Our Campus: Provost and Vice-President Academic Dr. Andrew Szeri brings his curiosity to Canada

Dr. Andrew Szeri was out hiking when he got the call asking him to consider coming to UBC. After taking a few weeks to mull it over, he began the interview process to become UBC’s next provost and vice-president academic following Dr. Angela Redish’s interim service in the role since July 2015.

“One thing led to another and on May 12 I had an offer from the UBC Board of Governors,” said Szeri, who formally began his role on July 10, 2017.

“And I wasn’t given the opportunity to say ‘no, thank you.’”

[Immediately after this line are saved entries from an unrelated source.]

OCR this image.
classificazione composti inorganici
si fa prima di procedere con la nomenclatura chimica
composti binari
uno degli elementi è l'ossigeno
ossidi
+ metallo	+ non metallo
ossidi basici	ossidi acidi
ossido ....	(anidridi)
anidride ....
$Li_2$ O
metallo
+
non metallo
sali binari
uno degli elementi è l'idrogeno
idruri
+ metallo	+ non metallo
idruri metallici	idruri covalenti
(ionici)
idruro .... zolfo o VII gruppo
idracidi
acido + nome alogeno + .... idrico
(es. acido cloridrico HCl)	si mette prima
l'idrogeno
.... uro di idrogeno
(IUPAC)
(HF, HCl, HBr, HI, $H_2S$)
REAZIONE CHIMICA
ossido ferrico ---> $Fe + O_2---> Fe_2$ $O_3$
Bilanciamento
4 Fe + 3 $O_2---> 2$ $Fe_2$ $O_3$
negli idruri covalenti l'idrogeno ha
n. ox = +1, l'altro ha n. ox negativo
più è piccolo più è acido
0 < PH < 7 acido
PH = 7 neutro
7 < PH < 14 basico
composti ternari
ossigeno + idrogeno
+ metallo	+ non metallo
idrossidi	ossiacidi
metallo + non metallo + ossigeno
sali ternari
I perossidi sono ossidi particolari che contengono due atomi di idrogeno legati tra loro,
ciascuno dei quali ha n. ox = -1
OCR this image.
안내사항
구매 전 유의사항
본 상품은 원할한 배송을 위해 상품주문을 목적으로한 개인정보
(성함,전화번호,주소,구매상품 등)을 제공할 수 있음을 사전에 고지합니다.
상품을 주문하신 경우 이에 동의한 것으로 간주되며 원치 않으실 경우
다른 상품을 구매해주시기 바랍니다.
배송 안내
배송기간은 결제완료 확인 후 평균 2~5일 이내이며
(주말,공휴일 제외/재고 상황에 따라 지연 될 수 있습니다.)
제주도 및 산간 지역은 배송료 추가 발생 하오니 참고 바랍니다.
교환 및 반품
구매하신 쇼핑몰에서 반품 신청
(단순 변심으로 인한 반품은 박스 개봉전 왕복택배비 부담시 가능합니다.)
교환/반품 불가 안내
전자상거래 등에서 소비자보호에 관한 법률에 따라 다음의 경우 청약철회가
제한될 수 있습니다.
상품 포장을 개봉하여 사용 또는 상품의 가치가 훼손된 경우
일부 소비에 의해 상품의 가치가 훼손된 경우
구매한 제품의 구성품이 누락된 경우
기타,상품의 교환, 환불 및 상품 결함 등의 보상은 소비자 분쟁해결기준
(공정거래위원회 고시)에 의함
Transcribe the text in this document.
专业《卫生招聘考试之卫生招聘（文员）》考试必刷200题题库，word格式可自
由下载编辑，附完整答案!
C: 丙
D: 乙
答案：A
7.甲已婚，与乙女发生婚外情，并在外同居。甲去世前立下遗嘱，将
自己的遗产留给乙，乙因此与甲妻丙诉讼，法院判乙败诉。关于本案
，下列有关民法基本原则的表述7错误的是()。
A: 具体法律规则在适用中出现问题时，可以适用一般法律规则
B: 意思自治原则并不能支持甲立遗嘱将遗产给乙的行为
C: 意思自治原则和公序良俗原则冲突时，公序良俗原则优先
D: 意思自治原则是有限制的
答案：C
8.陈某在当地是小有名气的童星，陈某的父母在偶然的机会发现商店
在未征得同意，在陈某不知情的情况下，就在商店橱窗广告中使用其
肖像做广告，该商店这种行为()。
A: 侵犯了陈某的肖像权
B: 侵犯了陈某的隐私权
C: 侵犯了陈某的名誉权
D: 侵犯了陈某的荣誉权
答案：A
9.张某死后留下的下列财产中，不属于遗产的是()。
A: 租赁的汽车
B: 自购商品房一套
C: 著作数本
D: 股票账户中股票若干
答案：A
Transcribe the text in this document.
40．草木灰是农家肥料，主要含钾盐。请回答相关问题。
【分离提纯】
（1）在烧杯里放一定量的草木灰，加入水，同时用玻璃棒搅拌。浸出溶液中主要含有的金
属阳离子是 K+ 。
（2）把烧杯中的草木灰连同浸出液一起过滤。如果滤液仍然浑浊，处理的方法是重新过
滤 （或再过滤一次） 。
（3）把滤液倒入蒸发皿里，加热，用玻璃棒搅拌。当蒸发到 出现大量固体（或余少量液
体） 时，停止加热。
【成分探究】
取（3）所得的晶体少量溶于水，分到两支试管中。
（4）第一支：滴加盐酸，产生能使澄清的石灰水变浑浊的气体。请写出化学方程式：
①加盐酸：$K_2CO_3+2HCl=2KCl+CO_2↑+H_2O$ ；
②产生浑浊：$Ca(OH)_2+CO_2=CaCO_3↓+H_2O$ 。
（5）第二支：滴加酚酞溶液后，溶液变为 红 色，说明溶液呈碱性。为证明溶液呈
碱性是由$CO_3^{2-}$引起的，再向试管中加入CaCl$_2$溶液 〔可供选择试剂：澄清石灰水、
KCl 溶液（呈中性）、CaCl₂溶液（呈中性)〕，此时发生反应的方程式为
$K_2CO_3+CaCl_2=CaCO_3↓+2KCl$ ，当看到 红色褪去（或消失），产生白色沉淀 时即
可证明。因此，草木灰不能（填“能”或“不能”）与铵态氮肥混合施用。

A mechanical engineer by training who spent much of the last three decades in the University of California (UC) system, Szeri has already worn many administrative hats. From teaching engineering at the outset of his time at the UC Irvine to serving as the dean of graduate studies at UC Berkeley and then most recently as its vice provost for strategic academic and facilities planning, there wasn’t much of the large network Szeri hadn’t been involved with.

Now, Szeri’s move to Canada marks the sixth country he has worked in, and he’s focused on learning the ropes of the Canadian academic environment at UBC as quickly as possible. In many respects, UBC functions much differently than UC — a fact of which Szeri is sharply aware.

“I am in a mode where I’m trying to learn as much as I can about as many parts of the university as I can,” said Szeri, noting that UBC’s Board of Governors is much closer to the institution than UC’s Board of Regents, which manages a much larger network of institutions.

“I like to learn about just about everything I get exposed to, and in some respects this job is a tremendous privilege for me because there’s such a huge landscape of things to learn about.”

In his role as provost and vice-president academic, Szeri will work closely with the UBC Board of Governors, the UBC Senate, all nine faculties, the AMS and GSS as well as his fellow senior administrators on absolutely everything academic, including strategy, budget and student experience. Szeri notes that for the last point, the rapport he’s begun to build with student government over the summer is going to be key.

“One of my earliest meetings over the summer was with student government,” said Szeri. “We had a chance to talk about their areas of interest and things like experiential learning, which is an area where I’ve done some innovative work in the past and I’d like to explore the possibility of bringing here.”

Beyond doing his homework and learning the ins and outs of campus, Szeri will also support President Santa Ono in the final stages of developing UBC’s strategic plan, alongside Vice-President Research and Innovation Dr. Gail Murphy. Once finalized, the plan will set the university’s course for the next 10 years.

“We’ve seen in the broad consultative work that came before my time, we’ve seen the importance of a lot of the core activities of the university: teaching and learning, research, community engagement and kind of global perspective,” said Szeri, noting that these things figure prominently in UBC’s work already.

“I’m seeing some areas of intensified activity emerging around things like innovation and collaboration, inclusion and openness to new ideas, so I think the plan will evolve organically along those lines.”

And while the academic portfolio touches upon almost every part of the university — it manages IT and sustainability on campus as well — Szeri wants to make sure he continues to find new connections between UBC's many teams.

“I’m hoping to be a good team player with the other vice-presidents, they have a tremendous amount of expertise and knowledge about the institution,” said Szeri. “It’s good to work in teams because then we have more eyes on the project and things are accomplished better.”

Despite the vastness of his role and the many differences between UBC’s and UC’s governance, Szeri is focusing on the positives rather than the difficulties.

“In some ways if you focus too much on what you anticipate as your greatest challenges in life, you might never get out of bed. I’m focused a bit more vividly on the opportunities — I mean, this is such a tremendous institution.”

And for a life-long curious student — he took 22 courses for credit during his PhD at Cornell when the requirement was 0 — the excitement of the new role certainly eclipses the challenges he will face.

“I believe that I’m always in a mode of learning and doing some teaching as well, and that’s held constant throughout my entire life, whether it was academic subjects I was trying to master or trying to understand how the university works or could work better.”

With clear enthusiasm for education, Szeri seems at home on a campus with so much room to grow.

“If you think about the scope and magnitude of the educational mandate [UBC] delivers year after year for the benefit of so many British Columbians, so many Canadians and many students from all around the world too, I think that’s really staggering,” said Szeri.

“It’s a tremendous and exciting responsibility to be a part of putting on that massive educational effort.”